After one particular scene in the cop show where the plot took yet another turn, I felt compelled to speak out: “That’s rubbish! There’s no way Ewan was involved in the robbery. It was Eddie.”

“Who’s Ewan?” my husband asked.

“Eddie’s son.”

PAUSE.

“Who’s Eddie?”

“Uh, only the policeman who was shot and the one Caroline Quentin’s character is giving the eulogy for. And please don’t ask me which one Caroline Quentin is.”

“Oh, you’re the type to pay attention to the plot,” my husband said waving his hand dismissively. “For me, it’s all just colour and movement.”

“Yes, I pay attention to the plot while blogging, catching up on emails AND hacking into government websites,” I commented. My husband just snorted and went back to his colour and movement, interspersed with the colour and movement of the shiraz swilling in his glass.

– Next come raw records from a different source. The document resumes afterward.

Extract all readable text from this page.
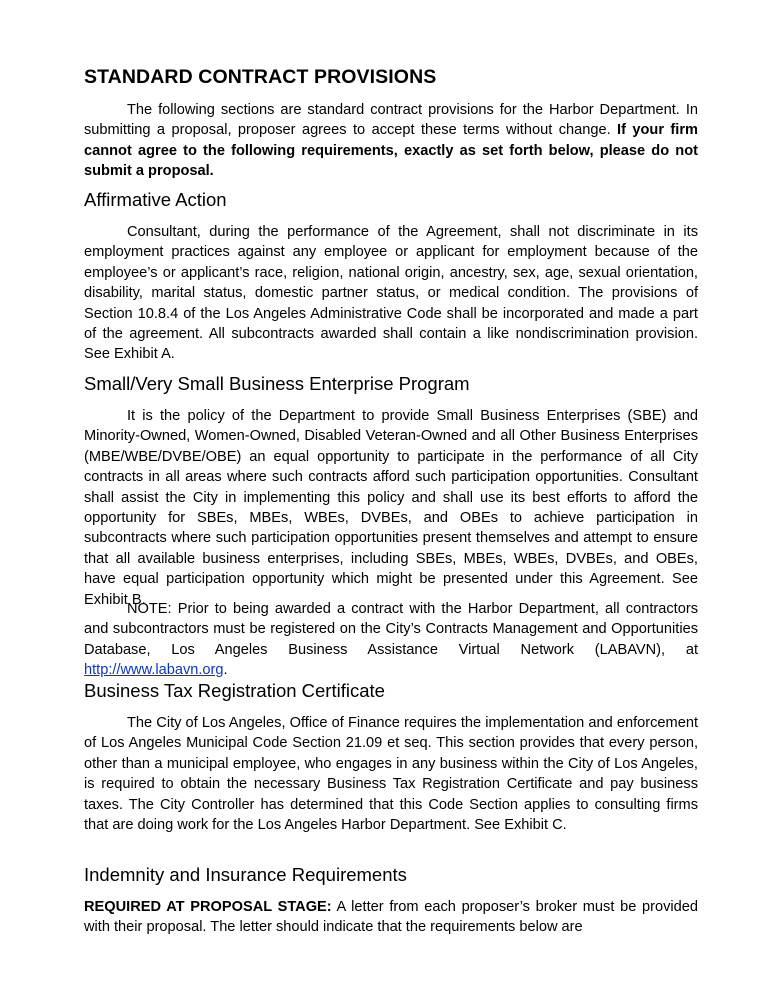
STANDARD CONTRACT PROVISIONS

The following sections are standard contract provisions for the Harbor Department. In submitting a proposal, proposer agrees to accept these terms without change. If your firm cannot agree to the following requirements, exactly as set forth below, please do not submit a proposal.

Affirmative Action

Consultant, during the performance of the Agreement, shall not discriminate in its employment practices against any employee or applicant for employment because of the employee’s or applicant’s race, religion, national origin, ancestry, sex, age, sexual orientation, disability, marital status, domestic partner status, or medical condition. The provisions of Section 10.8.4 of the Los Angeles Administrative Code shall be incorporated and made a part of the agreement. All subcontracts awarded shall contain a like nondiscrimination provision. See Exhibit A.

Small/Very Small Business Enterprise Program

It is the policy of the Department to provide Small Business Enterprises (SBE) and Minority-Owned, Women-Owned, Disabled Veteran-Owned and all Other Business Enterprises (MBE/WBE/DVBE/OBE) an equal opportunity to participate in the performance of all City contracts in all areas where such contracts afford such participation opportunities. Consultant shall assist the City in implementing this policy and shall use its best efforts to afford the opportunity for SBEs, MBEs, WBEs, DVBEs, and OBEs to achieve participation in subcontracts where such participation opportunities present themselves and attempt to ensure that all available business enterprises, including SBEs, MBEs, WBEs, DVBEs, and OBEs, have equal participation opportunity which might be presented under this Agreement. See Exhibit B.

NOTE: Prior to being awarded a contract with the Harbor Department, all contractors and subcontractors must be registered on the City’s Contracts Management and Opportunities Database, Los Angeles Business Assistance Virtual Network (LABAVN), at http://www.labavn.org.

Business Tax Registration Certificate

The City of Los Angeles, Office of Finance requires the implementation and enforcement of Los Angeles Municipal Code Section 21.09 et seq. This section provides that every person, other than a municipal employee, who engages in any business within the City of Los Angeles, is required to obtain the necessary Business Tax Registration Certificate and pay business taxes. The City Controller has determined that this Code Section applies to consulting firms that are doing work for the Los Angeles Harbor Department. See Exhibit C.

Indemnity and Insurance Requirements

REQUIRED AT PROPOSAL STAGE: A letter from each proposer’s broker must be provided with their proposal. The letter should indicate that the requirements below are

And I thought of other times where the “colour and movement” rule might apply to my husband’s life – for example, when the children start vomiting in the night and he sleeps through the whole thing. Or whenever  he picks up his guitar and starts strumming, completely oblivious to fact the kids have taken off all their clothes and are dancing naked around him and either holding sharp scissors in their hands or trying to see how many marbles they can fit in their mouths.

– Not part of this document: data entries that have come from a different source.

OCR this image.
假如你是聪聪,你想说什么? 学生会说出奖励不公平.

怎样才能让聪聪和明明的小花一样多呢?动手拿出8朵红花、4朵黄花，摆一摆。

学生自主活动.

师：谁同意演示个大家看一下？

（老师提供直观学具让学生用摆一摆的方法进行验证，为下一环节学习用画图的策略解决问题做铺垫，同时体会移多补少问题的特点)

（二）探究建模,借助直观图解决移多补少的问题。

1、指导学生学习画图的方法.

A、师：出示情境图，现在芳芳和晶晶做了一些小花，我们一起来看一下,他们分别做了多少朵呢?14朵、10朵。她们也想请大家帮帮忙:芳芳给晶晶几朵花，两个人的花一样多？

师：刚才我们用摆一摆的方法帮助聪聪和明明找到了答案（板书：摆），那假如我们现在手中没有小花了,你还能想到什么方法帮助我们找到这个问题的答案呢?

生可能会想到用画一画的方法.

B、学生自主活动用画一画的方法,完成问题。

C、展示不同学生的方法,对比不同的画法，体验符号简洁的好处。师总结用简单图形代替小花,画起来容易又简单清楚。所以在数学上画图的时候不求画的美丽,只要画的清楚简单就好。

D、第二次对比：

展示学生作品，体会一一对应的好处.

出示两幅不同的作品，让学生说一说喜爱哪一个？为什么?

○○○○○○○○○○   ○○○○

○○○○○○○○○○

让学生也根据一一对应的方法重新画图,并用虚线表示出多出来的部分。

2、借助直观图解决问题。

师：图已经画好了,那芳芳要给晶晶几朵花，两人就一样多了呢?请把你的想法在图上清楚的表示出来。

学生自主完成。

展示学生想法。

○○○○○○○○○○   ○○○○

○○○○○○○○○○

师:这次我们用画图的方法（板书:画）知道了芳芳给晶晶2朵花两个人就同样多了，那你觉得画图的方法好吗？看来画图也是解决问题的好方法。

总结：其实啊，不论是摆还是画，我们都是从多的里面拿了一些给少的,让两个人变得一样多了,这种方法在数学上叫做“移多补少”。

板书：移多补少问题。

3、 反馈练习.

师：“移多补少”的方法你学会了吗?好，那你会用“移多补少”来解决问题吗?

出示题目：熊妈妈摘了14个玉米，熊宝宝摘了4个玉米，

ANYWAY, after the TV show finished (and I had explained the ending to my husband), we both watched an ad for that Griff Rhys Jones show where he goes places on boats along famous rivers called something like “Rhys Jones Goes Places On Boats Along Famous Rivers”.

“What’s with aging comedians and travel shows?” I remarked.

“What was that comedy show he was in? Was it ‘Alas Smith and Jones’?” my husband asked.

“No, it was ‘Alias Smith and Jones’,” I replied.

“Are you sure?”

“Well, let’s just say if there was someone else in this room who’d watched that last police show with us, whose word do you think they’d take?” I was feeling quite smug by this point.

Unfortunately, my husband wasn’t going to let it rest. He got me to look it up on imdb.com where I discovered it was “Alas Smith and Jones”. Although, in my defence, it was on obvious play on the name of  a much earlier American show that was called  “Alias Smith and Jones”.

“You may be right on the surface, sure,” I said to my husband. “You know, where all that colour and movement is along with trifling things like passwords and paperwork… But it’s like there’s the truth and then there’s deeper than the truth… And that’s where you’ll find me, my friend. That’s where I hang.”

You know, using thirty-nine year old logic and all… Now, quick! Some help me use that logic to explain to the School Librarian how I lost that stupid paperwork in the first place.